Friksiyon uzmanlığımızdan yararlanarak, elektrikle çalışan araçlar da dahil olmak üzere aftermarket’in rekabetçi kalmasını sağlamak için önemli bir katkı sağlıyoruz. Pazar liderleri olarak, sürekli yeni teknolojinin öncüsü olmaya çalışıyoruz. Aslında, ayrıcalıklı markamız Textar, aftermarket programıyla Avrupa elektrikli araç ve hibrit filosunun %99’unu kapsıyor.”

Malzemelerin ince ayarı için OE bilgi birikimi nasıl bir rol oynar?

“Hem aftermarket hem de orijinal ekipman imalatindaki müşteriler bizimle çalışıyor çünkü gece gündüz frenlerle ‘yatıp kalkıyoruz’. Bir OE tedarikçisi olarak, elektrikli araçlar için fren bileşenleri söz konusu olduğunda araç üreticilerinin gereksinimlerine aşinayız ve malzemenin gereken ince ayarını yapabilen birkaç üreticiden biriyiz. Bu, e-arabalarda çten yanmalı motorlara göre daha da büyük bir rol oynar: bir yandan balata, gürültü yaratacak kadar agresif olmamalıdır, diğer yandan da iyi bir fren performansı sağlamak, tortu ve korozyon oluşturmadan fren diski ile uyum içinde çalışmak için yeterince agresif olmalıdır.

Bu kulağa çok heyecan verici gelmeyebilir ancak her seferinde en iyi sonuçları elde etmek için 797 seçenek içinden tam olarak doğru ham maddeleri birleştirebilen friksiyon uzmanlarından oluşan bir ekiple birlikte 100 yılı aşkın malzeme uzmanlığı ve geliştirme deneyimi işin içine giriyor. Son 30 yılda 50.000’den fazla formülasyon karışımı gerçekleştirdik.”

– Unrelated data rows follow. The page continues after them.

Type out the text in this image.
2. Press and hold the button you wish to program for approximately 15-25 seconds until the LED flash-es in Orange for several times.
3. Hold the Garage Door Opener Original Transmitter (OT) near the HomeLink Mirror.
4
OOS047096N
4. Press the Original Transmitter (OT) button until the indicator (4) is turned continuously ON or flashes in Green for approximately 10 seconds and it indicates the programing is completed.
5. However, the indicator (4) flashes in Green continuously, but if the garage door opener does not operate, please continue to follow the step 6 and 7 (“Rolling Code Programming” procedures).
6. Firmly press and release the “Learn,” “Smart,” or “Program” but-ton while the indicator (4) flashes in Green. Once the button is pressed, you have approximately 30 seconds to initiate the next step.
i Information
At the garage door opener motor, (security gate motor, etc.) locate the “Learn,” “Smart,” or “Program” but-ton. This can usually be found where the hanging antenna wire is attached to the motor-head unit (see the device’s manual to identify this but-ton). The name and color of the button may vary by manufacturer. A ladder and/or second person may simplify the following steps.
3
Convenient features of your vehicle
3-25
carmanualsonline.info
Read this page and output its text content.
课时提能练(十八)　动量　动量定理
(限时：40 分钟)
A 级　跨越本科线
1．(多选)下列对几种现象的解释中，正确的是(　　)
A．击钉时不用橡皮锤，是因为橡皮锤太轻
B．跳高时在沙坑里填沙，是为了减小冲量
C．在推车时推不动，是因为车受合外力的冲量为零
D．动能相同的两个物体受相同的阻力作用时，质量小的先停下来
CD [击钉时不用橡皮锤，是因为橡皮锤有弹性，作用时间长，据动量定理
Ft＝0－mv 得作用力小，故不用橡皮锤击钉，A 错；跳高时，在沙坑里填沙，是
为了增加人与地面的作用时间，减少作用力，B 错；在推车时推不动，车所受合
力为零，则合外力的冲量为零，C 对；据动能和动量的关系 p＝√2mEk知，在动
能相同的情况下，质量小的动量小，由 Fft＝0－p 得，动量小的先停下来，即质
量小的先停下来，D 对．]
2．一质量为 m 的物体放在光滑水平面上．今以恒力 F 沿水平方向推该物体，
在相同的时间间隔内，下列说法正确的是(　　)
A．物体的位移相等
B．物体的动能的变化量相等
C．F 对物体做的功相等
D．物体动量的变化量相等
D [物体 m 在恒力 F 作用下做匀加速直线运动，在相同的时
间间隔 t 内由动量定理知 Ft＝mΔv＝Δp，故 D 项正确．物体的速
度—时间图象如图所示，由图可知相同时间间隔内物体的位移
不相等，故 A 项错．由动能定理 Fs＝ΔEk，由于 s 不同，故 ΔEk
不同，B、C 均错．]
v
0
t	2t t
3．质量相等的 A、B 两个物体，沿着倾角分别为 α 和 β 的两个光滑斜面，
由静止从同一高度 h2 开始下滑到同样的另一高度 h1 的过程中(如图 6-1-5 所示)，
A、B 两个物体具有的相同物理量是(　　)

E-araçlar frenlerde daha az aşınmaya neden olduğu için fren onarım ve bakımları workshop cirosunun büyük payından vazgeçmek zorunda mı kalacak?

“Piyasanın şu anda etkilerini kimsenin tam olarak öngöremeyeceği birçok farklı trend’le karşı karşıya olduğunu düşünüyorum. Evet, elektrifikasyonun bir etkisi olacak. Bu açık, ama fren balatalarının elektrikli araçta bile değiştirilmesi gerekeceği de açık ve net. Bir aracın tüm servis ömrü boyunca fren balatalarındaki aşınmanın ne ölçüde azaltılacağını tahmin etmek zor. Yüzde 50 olabileceğini gösteren rakamlarımız var; ancak diğer tahminler sadece %20’lik bir düşüşe işaret ediyor. Bence, bu büyük ölçüde araca ve sürücü davranışına bağlı olacaktır. Ayrıca fren balatalarını ve disklerini değiştirmek için aşınmanın yanı sıra pas gibi birçok başka neden olacağını düşünüyoruz.

Başka bir durum da var. Elektrikli mobilite bir gecede gelmeyecek. Dediğim gibi, 2035’te satın alınan yeni arabaların yüzde 45’i elektrikli olabilir. Ama Avrupa yollarında ortalama yaşı 12 olan 340 milyon araç var. Kullanılan araç sayısının tamamen elektrikli olması uzun zaman alacak. Bu durum, bu trend’in workshop’lar için nihai olarak ne anlama geleceğini değerlendirmeyi zorlaştırıyor. Ancak fren balataları, tüm yol kullanıcıların güvenliği için önemlidir – bu nedenle, araçlarını çalıştıran motordan bağımsız olarak, 2030 ve 2040’ta araç sürücüleri için bakım ve onarım işlemlerinin hala bir faktör olacağına eminiz.

Bu nedenle fren çözümlerinin workshop’lar için kârlı bir iş alanı olmaya devam ettiğini görüyoruz ve uzmanlığımızın uzun süre talep göreceğinden eminiz.”